I gave it to her. She looked at it, smelled it, and smiled. “I used to love these things,” she said to me as she paid for it.
“Why don’t you get more?” I asked—Tsu Tsu’s voice ringing in my ears-sell the chocolate! , “I mean it is Valentine’s Day”
“Actually,” she replied, “I won’t even eat this one.”
“Huh?” I wasn’t quite sure of her logic and my sugar induced insulin surge was making me dizzy.
“You see,” she explained, “I used to eat quite a lot of these, in fact so many that I weighed eighty pounds more than I do now. Then one day I decided that I had had enough. That even though they tasted divine, the moment of pleasure I got was not worth all of the agony they caused me being overweight. So I stopped eating these and all the other sugary foods that I ate.”
“So why did you buy one then?”
“To remind myself that I have a choice, I could choose to eat this, but what I get from being thin is much richer and far more decadent”
“So you’re buying it but not going to eat it?”
“Yes, because I have come to realize that even the best chocolate in the world, is not as good as the feeling I get knowing that I am staying true to myself and my desire to be slim and healthy. Thank you for the chocolate, I have really enjoyed it—not eating it that is”. She threw the chocolate in the trash, turned and left. I thought about her logic and how strange it was at the time. I figured well, just another eccentric Manhattanite coming in to add to my surreal Valentine’s Day reality. I did, however, follow her lead and dumped the rest of the chocolates from the sample plate into the trash and immediately felt better! Once the mind has made a decision with 100% of itself, it’s amazing how easy it is to disengage from things that seem to have power over you. I made the decision not to eat any more truffles, the desire lifted and I could sit amongst the Godivas like they were mothballs for the rest of the night.
Now all of these years later, having Shifted and made my journey to where I am now—I understand that woman’s logic. As I am surrounded by chocolates and candies every holiday season (monthly!), I see them in a different light. I do not see them as a source of love, or temptation, or as my sacred space as they used to be—I see them as chocolates—which I could choose to eat or not to-- it’s up to me—it’s a decision.

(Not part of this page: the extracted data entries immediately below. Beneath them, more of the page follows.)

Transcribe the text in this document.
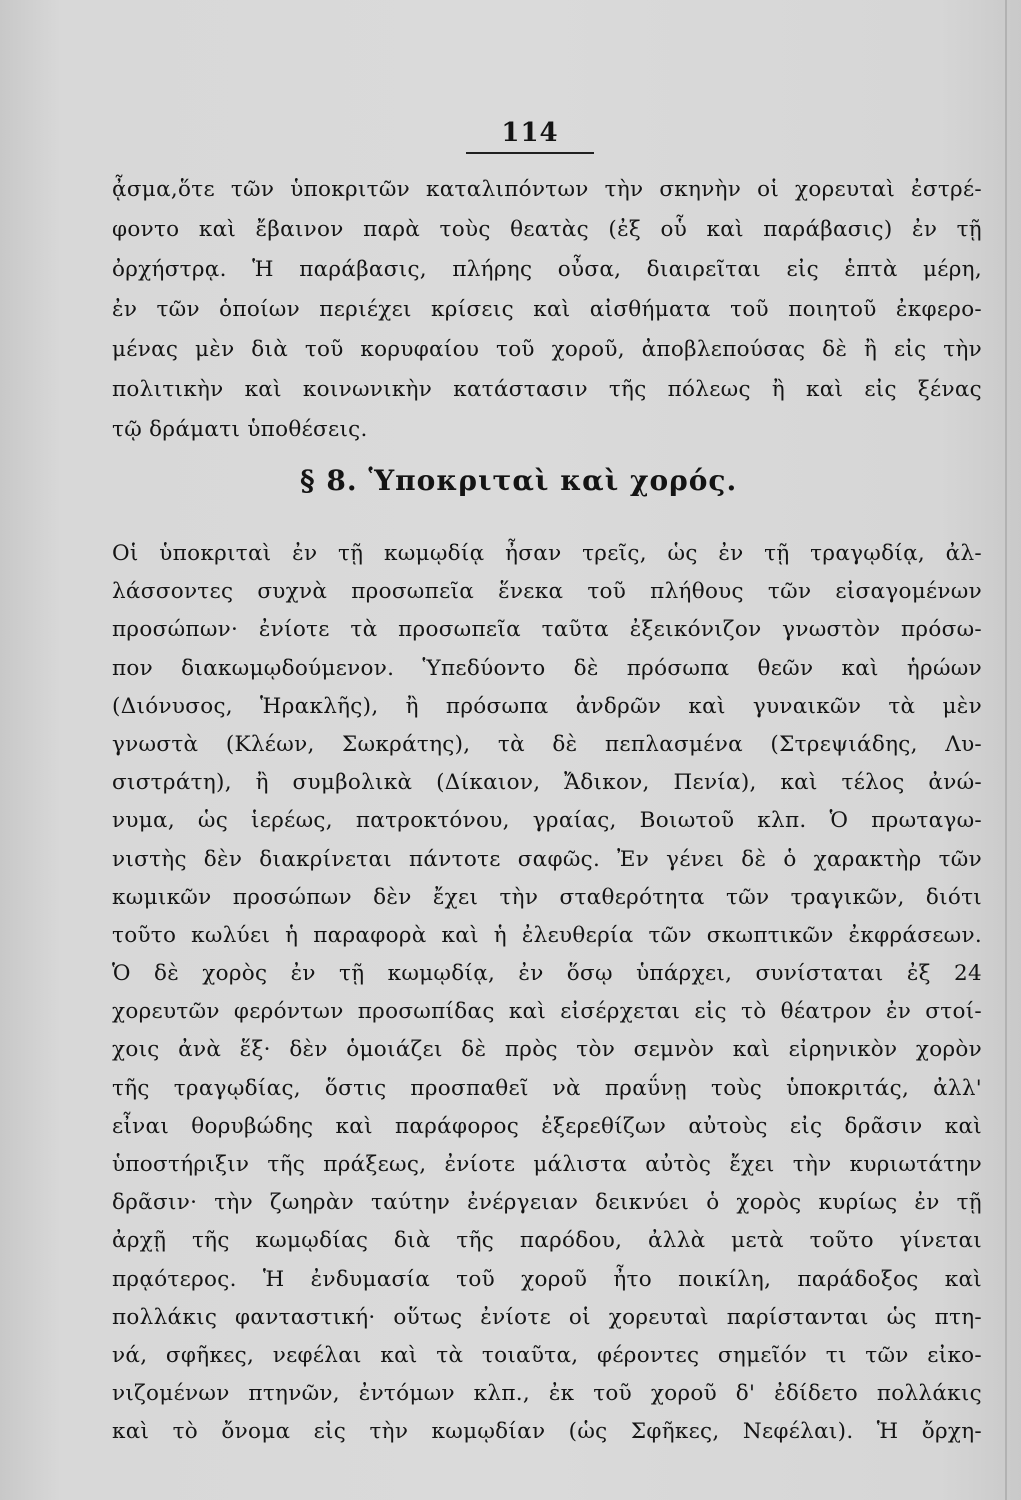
114
ᾆσμα,ὅτε τῶν ὑποκριτῶν καταλιπόντων τὴν σκηνὴν οἱ χορευταὶ ἐστρέ-
φοντο καὶ ἔβαινον παρὰ τοὺς θεατὰς (ἐξ οὗ καὶ παράβασις) ἐν τῇ
ὀρχήστρᾳ. Ἡ παράβασις, πλήρης οὖσα, διαιρεῖται εἰς ἑπτὰ μέρη,
ἐν τῶν ὁποίων περιέχει κρίσεις καὶ αἰσθήματα τοῦ ποιητοῦ ἐκφερο-
μένας μὲν διὰ τοῦ κορυφαίου τοῦ χοροῦ, ἀποβλεπούσας δὲ ἢ εἰς τὴν
πολιτικὴν καὶ κοινωνικὴν κατάστασιν τῆς πόλεως ἢ καὶ εἰς ξένας
τῷ δράματι ὑποθέσεις.
§ 8. Ὑποκριταὶ καὶ χορός.
Οἱ ὑποκριταὶ ἐν τῇ κωμῳδίᾳ ἦσαν τρεῖς, ὡς ἐν τῇ τραγῳδίᾳ, ἀλ-
λάσσοντες συχνὰ προσωπεῖα ἕνεκα τοῦ πλήθους τῶν εἰσαγομένων
προσώπων· ἐνίοτε τὰ προσωπεῖα ταῦτα ἐξεικόνιζον γνωστὸν πρόσω-
πον διακωμῳδούμενον. Ὑπεδύοντο δὲ πρόσωπα θεῶν καὶ ἡρώων
(Διόνυσος, Ἡρακλῆς), ἢ πρόσωπα ἀνδρῶν καὶ γυναικῶν τὰ μὲν
γνωστὰ (Κλέων, Σωκράτης), τὰ δὲ πεπλασμένα (Στρεψιάδης, Λυ-
σιστράτη), ἢ συμβολικὰ (Δίκαιον, Ἄδικον, Πενία), καὶ τέλος ἀνώ-
νυμα, ὡς ἱερέως, πατροκτόνου, γραίας, Βοιωτοῦ κλπ. Ὁ πρωταγω-
νιστὴς δὲν διακρίνεται πάντοτε σαφῶς. Ἐν γένει δὲ ὁ χαρακτὴρ τῶν
κωμικῶν προσώπων δὲν ἔχει τὴν σταθερότητα τῶν τραγικῶν, διότι
τοῦτο κωλύει ἡ παραφορὰ καὶ ἡ ἐλευθερία τῶν σκωπτικῶν ἐκφράσεων.
Ὁ δὲ χορὸς ἐν τῇ κωμῳδίᾳ, ἐν ὅσῳ ὑπάρχει, συνίσταται ἐξ 24
χορευτῶν φερόντων προσωπίδας καὶ εἰσέρχεται εἰς τὸ θέατρον ἐν στοί-
χοις ἀνὰ ἕξ· δὲν ὁμοιάζει δὲ πρὸς τὸν σεμνὸν καὶ εἰρηνικὸν χορὸν
τῆς τραγῳδίας, ὅστις προσπαθεῖ νὰ πραΰνῃ τοὺς ὑποκριτάς, ἀλλ'
εἶναι θορυβώδης καὶ παράφορος ἐξερεθίζων αὐτοὺς εἰς δρᾶσιν καὶ
ὑποστήριξιν τῆς πράξεως, ἐνίοτε μάλιστα αὐτὸς ἔχει τὴν κυριωτάτην
δρᾶσιν· τὴν ζωηρὰν ταύτην ἐνέργειαν δεικνύει ὁ χορὸς κυρίως ἐν τῇ
ἀρχῇ τῆς κωμῳδίας διὰ τῆς παρόδου, ἀλλὰ μετὰ τοῦτο γίνεται
πρᾳότερος. Ἡ ἐνδυμασία τοῦ χοροῦ ἦτο ποικίλη, παράδοξος καὶ
πολλάκις φανταστική· οὕτως ἐνίοτε οἱ χορευταὶ παρίστανται ὡς πτη-
νά, σφῆκες, νεφέλαι καὶ τὰ τοιαῦτα, φέροντες σημεῖόν τι τῶν εἰκο-
νιζομένων πτηνῶν, ἐντόμων κλπ., ἐκ τοῦ χοροῦ δ' ἐδίδετο πολλάκις
καὶ τὸ ὄνομα εἰς τὴν κωμῳδίαν (ὡς Σφῆκες, Νεφέλαι). Ἡ ὄρχη-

So this next upcoming holiday season I urge you to make a decision—ahead of time—what your relationship with chocolate will be before you get shoved into a room full of Godiva on an empty stomach. I invite you to make your holidays about practicing stimulus control and staying connected to your Inner Coach and by doing so you give yourself not only the gift of staying connected—but others get to be connected to you as well. This feeling can become a sacred space that you create that lasts a lot longer and feels a lot better than any fleeting enjoyment you would get from any chocolate or anything else for that matter outside of you—because this feeling comes from inside of you. It’s yours for keeps—so it’s truly special and doesn’t melt in your hand when it gets too hot!
Have wonderful Shifted Valentine’s Day!